In the 11th century, St. Anselm, the bishop of Canterbury, released a bombshell of medieval philosophy, an idea so powerful, we are still discussing it today: The Ontological Argument for the Existence of God. Ontology means, “The Study of Being,” and the goal of Anselm’s argument is to demonstrate that the very idea of God is such that God must exist, by definition. The argument is as follows:
1. God is the greatest being imaginable
2. A being that necessarily exists [it cannot be possible for the being to not exist] is greater than a being that just so happens to exist
3. A being that exists in one’s imagination, but not in reality is not as great as the being that exists in both our imagination and reality necessarily
4. Thus, if we are imagining the greatest being imaginable, than we are imagining something that necessarily exists in both our imagination and reality
5. Therefore, God exists
Just about nobody is actually convinced by this argument, and yet, for hundreds of years, people have been trying to figure out what exactly is wrong with it.

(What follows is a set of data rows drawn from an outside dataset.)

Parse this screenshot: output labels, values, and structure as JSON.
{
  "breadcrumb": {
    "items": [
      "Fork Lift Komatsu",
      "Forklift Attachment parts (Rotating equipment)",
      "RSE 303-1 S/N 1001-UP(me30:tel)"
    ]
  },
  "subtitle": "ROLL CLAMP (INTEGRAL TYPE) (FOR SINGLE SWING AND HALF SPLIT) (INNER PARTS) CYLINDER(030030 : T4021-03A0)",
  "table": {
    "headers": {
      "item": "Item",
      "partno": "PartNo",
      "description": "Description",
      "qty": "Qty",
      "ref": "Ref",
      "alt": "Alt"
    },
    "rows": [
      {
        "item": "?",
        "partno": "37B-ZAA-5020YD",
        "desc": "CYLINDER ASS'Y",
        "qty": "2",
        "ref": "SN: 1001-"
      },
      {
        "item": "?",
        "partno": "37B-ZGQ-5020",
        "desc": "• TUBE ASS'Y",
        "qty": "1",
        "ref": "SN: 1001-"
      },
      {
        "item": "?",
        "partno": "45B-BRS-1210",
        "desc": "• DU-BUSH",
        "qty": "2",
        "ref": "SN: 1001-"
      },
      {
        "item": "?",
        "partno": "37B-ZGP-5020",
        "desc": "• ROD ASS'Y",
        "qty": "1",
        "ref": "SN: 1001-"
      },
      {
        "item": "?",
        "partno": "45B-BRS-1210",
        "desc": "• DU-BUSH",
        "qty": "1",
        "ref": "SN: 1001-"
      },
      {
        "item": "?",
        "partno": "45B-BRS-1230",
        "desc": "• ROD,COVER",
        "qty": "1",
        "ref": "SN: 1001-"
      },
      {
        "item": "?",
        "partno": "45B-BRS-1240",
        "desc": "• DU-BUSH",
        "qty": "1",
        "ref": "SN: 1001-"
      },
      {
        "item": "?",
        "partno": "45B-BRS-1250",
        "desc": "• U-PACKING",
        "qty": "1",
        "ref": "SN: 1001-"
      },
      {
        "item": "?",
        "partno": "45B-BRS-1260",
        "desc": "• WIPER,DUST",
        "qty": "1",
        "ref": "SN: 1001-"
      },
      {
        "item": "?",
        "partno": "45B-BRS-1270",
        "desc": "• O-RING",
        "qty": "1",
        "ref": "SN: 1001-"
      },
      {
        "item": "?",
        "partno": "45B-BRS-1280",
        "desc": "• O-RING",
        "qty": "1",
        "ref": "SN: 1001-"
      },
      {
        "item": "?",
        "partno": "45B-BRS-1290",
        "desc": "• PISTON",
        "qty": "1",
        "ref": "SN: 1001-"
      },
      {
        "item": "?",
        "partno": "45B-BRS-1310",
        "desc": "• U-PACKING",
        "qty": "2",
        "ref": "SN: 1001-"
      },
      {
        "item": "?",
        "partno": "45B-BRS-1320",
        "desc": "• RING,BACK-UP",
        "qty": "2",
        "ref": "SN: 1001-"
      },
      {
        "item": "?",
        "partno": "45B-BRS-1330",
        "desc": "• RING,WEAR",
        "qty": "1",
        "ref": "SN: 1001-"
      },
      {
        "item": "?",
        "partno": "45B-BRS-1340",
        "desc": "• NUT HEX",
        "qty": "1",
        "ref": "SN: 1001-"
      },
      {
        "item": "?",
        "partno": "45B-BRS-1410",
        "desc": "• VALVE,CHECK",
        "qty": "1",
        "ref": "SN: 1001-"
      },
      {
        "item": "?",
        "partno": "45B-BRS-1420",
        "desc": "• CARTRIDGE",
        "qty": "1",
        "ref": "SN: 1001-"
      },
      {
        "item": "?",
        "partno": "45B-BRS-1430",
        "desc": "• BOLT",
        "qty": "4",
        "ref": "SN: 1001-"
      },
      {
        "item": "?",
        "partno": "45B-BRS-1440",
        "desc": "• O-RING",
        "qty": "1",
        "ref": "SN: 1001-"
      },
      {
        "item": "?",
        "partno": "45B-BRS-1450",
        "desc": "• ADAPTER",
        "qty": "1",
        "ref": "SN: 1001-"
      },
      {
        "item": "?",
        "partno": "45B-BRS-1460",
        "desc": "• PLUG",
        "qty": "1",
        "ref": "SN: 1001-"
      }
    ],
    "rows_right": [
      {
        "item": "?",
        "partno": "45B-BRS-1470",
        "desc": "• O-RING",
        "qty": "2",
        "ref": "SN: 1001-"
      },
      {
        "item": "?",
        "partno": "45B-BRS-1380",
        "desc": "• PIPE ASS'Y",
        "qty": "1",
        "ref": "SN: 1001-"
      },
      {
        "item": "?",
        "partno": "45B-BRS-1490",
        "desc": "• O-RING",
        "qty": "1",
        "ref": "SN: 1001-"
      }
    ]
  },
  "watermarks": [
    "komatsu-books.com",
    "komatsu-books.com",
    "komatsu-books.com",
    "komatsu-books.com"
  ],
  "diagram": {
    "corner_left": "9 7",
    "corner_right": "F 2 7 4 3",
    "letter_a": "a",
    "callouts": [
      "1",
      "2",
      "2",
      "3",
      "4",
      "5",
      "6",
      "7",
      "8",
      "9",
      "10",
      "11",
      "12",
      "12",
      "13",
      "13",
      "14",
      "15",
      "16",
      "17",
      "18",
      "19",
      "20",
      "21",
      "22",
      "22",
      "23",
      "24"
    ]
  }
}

The strongest criticism would come in the 18th century by enlightenment philosophers David Hume and Immanuel Kant. While writing independently of each other, they both criticized two pieces of the argument: the notion of necessary existence, and the notion that existence is a predicate.
Problem of Necessity: David Hume would argue that there are two kinds of truths, truths about the relationship between ideas (which would be things like logic and mathematics), and truths about the relationships between facts (which includes science, geography, history, and most other fields of study). For something to be logically necessity is a truth found in the relationship between ideas, but not in terms of facts. It is necessary that all bachelors be unmarried men, that all mothers have children, that all veterans were in the military, but this is because of the definition, not because of facts. Meanwhile, facts like, “Pierre is the Capitol of South Dakota” is not a necessary truth, because it’s possible that Rapid City could have been selected to be the capitol, it is not true by definition. Thus, whether something exists is a matter of fact, and cannot be resolved by definition.

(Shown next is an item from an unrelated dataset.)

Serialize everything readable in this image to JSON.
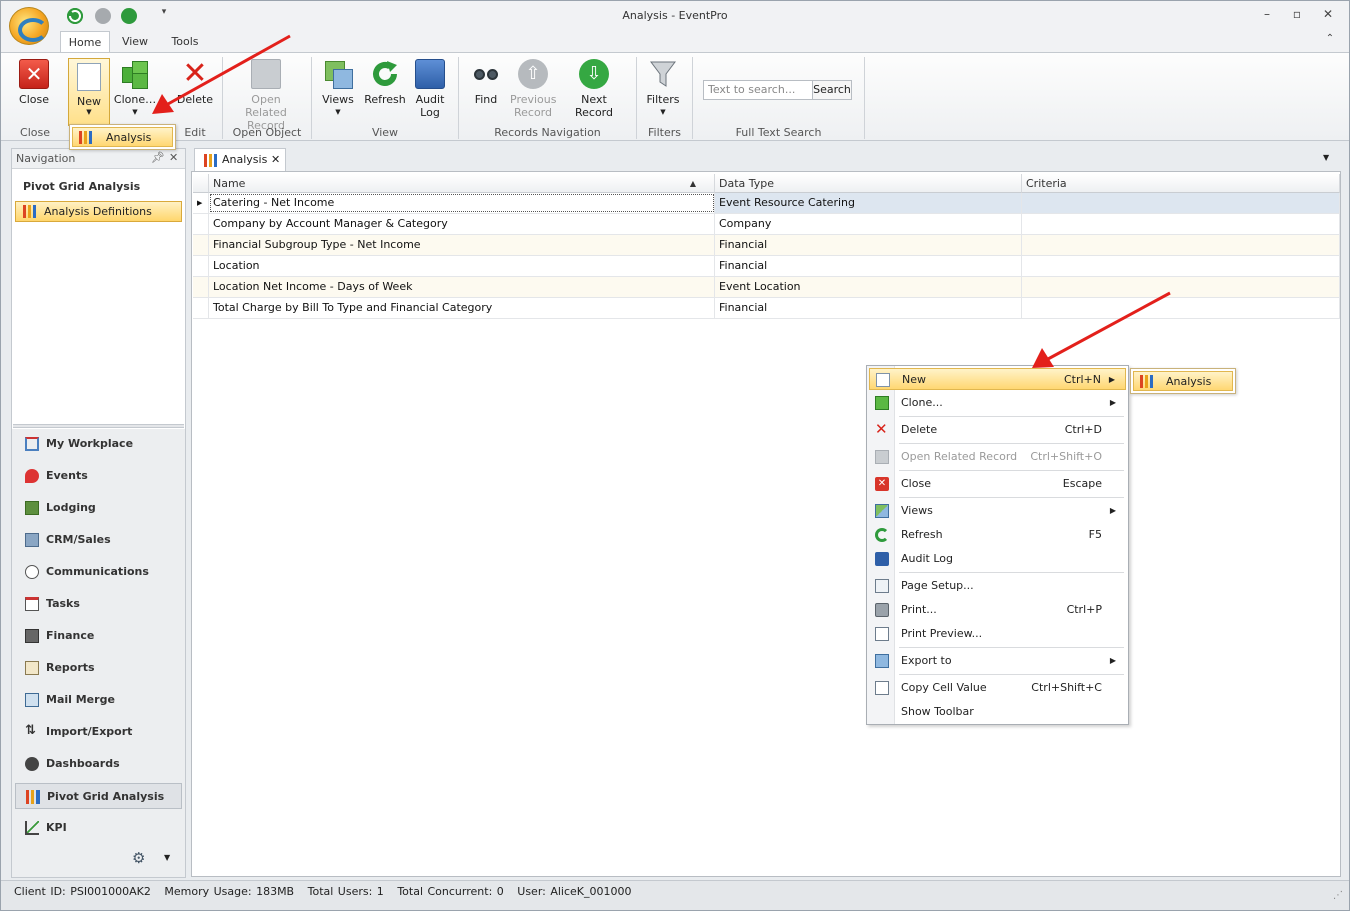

Existence is not a Predicate: Kant went even further, attacking the notion that existence can be a predicate of an subject. Predicates are the qualifying terms placed around a subject: ice is COLD, a SHORT BALD man ROBBED us. To say, “God is the GREATEST BEING IMAGINABLE” is to tag God with a predicate of “Greatest being imaginable,” but to add, “God, the greatest being imaginable, exists” does not add anything to the notion of God as the greatest being imaginable, it only indicate where the notion can be found (exclusively in our minds, or in reality, too?)
Many people would consider Kant’s response to be the final word on the matter, but in the 20th century, a new discovery was turning the world of logic upside down: Modality and Possible World Semantics. With new tools in his kit, philosopher of religion Alvin Plantinga set out to make the “Victorious” Ontological Argument, working this out:
1. God is a coherent, “maximally excellent” concept, and could exist in a possible world (All coherent concepts exist in a possible world, according to modal logic, even in they don’t exist in our “Actual” world)
2. The greatest possible being would be maximally excellent in all possible worlds
3. A maximally excellent being that exists in all possible worlds possibly exists
4. A necessary being is one that exists in all possible worlds, and it is possible that God exists in all possible worlds; it is possible that God is necessary
5. By Axiom S5 (a controversial axiom of modal logic which states that if something is possible, it is necessarily possible), God is necessary in at least one possible world, meaning that God must be necessary in all possible worlds
6. Therefore, God, the maximally excellent and maximally great being, exists in our world, necessarily
Once again, not many people are going to be convinced by this argument. While the logic is valid as long as one holds to Axiom S5, and accepts possible world semantics (not everybody does, WVO Quine is a good example of somebody who did not), you could run this argument in the negative, positing that it is possibly necessary that no God exists. Plantinga even acknoledges this, and recognizes that the force of his argument is to defend that the concept of God is a rationally acceptable, rather than that the Ontological Argument is a “Slam Dunk” proof.
In my observation, the greatest difficulty in any ontological argument that the concept of God is even coherent to begin with. For example, Christian Orthodoxy holds that God is Omniscience, Omnipotent, Omnipresent, and Omnibenevolent. However, some strands of Christian thought (Open Theism) have argued that either God does not have immediate knowledge of the future, or God self-restricts knowledge of the future. Some schools of Judaism have questioned if God is really omnipotent, or if omnipotence is even a coherent concept.
Ultimately, the legacy of the Ontological Argument is in how it leads logicians to consider how their skills can be used for devotional purposes.